Je suis d’accord que les caucus de gauches sont inévitable et j’ai participé à titre personnel à l’un d’eux au sein du STTP, mais je n’ai jamais fais pas de rapport de mes activités au SITT-IWW, pas plus que le SITT-IWW ne semble s’en être préoccupé. Tout ce qui est politiquement significatif en ce bas monde n’a pas besoin de se faire sous la bannière du SITT-IWW. Je suis tout aussi intéressé par une réforme des syndicats et par une bonne représentation des membres que n’importe qui d’autre. Or, il ne s’agit pas d’un engagement révolutionnaire et pour être franc, je ne pense pas que cela ait quoi que ce soit avoir avec le SITT-IWW.

En ce qui concerne les sanctuaires de militants et principalement de militant.es syndicaux, notons simplement que les militant.es ne forment pas toujours les meilleurs bassins de recrutement pour trouver de bons wobblies. Bon nombre d’entre eux ont des ambitions carriériste à l’intérieur même de leur syndicat et si cela n’est pas un problème en soit, cela ne fera pas avancer le SITT-IWW non plus. Des travailleurs et des travailleuses en colère et respecté par leurs pairs sont bien plus important, et si par hasard, ce sont aussi des militant.es, c’est tant mieux, mais ce n’est pas le plus important.

 

*Qu’en est-il des élections?

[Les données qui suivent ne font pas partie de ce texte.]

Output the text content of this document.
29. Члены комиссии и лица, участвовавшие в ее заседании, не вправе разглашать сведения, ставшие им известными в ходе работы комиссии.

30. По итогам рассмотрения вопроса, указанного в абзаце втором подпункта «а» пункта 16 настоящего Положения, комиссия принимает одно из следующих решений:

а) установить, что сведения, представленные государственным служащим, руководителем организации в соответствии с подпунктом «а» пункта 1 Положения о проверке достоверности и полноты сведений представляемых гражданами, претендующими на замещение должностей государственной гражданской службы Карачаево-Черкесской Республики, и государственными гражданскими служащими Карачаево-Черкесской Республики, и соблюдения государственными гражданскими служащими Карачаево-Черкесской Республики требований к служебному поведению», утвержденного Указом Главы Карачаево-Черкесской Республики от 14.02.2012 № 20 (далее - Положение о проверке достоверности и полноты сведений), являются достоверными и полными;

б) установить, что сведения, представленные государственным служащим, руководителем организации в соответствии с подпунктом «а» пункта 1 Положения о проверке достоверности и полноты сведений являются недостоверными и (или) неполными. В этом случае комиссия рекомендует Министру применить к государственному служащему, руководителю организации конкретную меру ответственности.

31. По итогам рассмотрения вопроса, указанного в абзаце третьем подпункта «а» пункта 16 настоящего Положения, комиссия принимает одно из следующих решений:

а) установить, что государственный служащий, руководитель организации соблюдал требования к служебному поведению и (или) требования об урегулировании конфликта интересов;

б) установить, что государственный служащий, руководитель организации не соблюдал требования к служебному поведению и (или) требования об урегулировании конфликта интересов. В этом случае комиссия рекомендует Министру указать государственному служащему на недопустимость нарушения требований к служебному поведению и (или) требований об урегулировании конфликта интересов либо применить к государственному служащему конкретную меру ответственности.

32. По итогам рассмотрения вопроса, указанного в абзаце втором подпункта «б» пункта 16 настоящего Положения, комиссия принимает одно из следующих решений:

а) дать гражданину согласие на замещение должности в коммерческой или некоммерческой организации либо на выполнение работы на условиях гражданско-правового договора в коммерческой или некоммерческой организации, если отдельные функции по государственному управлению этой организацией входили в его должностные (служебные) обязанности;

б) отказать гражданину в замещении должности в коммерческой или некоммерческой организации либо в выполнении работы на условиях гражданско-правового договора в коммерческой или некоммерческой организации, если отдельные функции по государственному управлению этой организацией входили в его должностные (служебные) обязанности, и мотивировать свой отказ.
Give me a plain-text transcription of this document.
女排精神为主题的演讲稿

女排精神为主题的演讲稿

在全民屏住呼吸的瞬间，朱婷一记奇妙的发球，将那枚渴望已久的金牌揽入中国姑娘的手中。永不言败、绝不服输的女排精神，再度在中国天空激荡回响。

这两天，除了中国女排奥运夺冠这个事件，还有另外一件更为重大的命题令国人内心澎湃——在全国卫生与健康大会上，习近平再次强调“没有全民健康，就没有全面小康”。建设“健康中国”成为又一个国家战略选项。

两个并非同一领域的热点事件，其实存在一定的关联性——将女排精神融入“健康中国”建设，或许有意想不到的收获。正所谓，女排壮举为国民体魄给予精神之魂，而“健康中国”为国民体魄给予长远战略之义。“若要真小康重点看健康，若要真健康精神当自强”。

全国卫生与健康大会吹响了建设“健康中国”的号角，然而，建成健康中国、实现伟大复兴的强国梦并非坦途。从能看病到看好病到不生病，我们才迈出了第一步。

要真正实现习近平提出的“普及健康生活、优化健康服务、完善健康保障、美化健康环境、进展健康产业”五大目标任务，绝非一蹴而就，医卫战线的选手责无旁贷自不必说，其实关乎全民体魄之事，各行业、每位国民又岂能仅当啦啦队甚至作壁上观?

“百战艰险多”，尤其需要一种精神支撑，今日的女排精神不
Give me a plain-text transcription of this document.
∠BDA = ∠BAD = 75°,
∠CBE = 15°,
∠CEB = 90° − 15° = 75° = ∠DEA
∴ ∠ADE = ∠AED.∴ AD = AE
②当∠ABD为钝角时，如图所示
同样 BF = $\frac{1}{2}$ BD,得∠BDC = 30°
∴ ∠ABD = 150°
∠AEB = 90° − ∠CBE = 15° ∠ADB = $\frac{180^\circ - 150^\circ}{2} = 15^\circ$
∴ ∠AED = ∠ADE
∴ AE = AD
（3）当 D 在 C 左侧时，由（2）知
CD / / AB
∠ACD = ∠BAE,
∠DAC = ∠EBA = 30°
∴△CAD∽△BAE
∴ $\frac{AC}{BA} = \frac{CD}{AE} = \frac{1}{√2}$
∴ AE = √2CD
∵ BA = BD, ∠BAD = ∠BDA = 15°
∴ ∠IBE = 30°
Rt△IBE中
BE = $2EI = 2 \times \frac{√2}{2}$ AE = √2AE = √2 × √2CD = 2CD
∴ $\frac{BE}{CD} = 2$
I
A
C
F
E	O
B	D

Ici encore, le sentiment partagé était qu’à certains moments cela pouvait être utile.

Pour commencer, il faut se rappeler que dans les règlements du SITT-IWW beaucoup de choses sont mentionnées à propos de la position d’officier ou officière pour un autre syndicat, il ne s’agit pas de dire que vous ne pouvez pas l’être, mais nous plaçons des limites assez sévères sur le sujet. Bien sur, il est toujours possible d’amener les règlements en appel pour se dérober à certaines restrictions, mais il est important de comprendre pourquoi nous avons ces règles en premier lieu. C’est parce que notre compréhension du syndicalisme révolutionnaire ne se limite pas à être un  »syndicat très progressiste ». Tout comme nous recommandons l’établissement de comités d’organisation sur le plancher et dépassant le système de délégué; une position révolutionnaire dépassant l’électoralisme et évitant le contractualisme, notre structure et notre fonction s’incarne dans un engagement envers un autre type de politique. Dans le SITT-IWW, les syndicats ne sont pas des organismes politiquement neutres, au contraire, leurs structures et leurs engagements reflètent les perspectives politiques de leurs architectes.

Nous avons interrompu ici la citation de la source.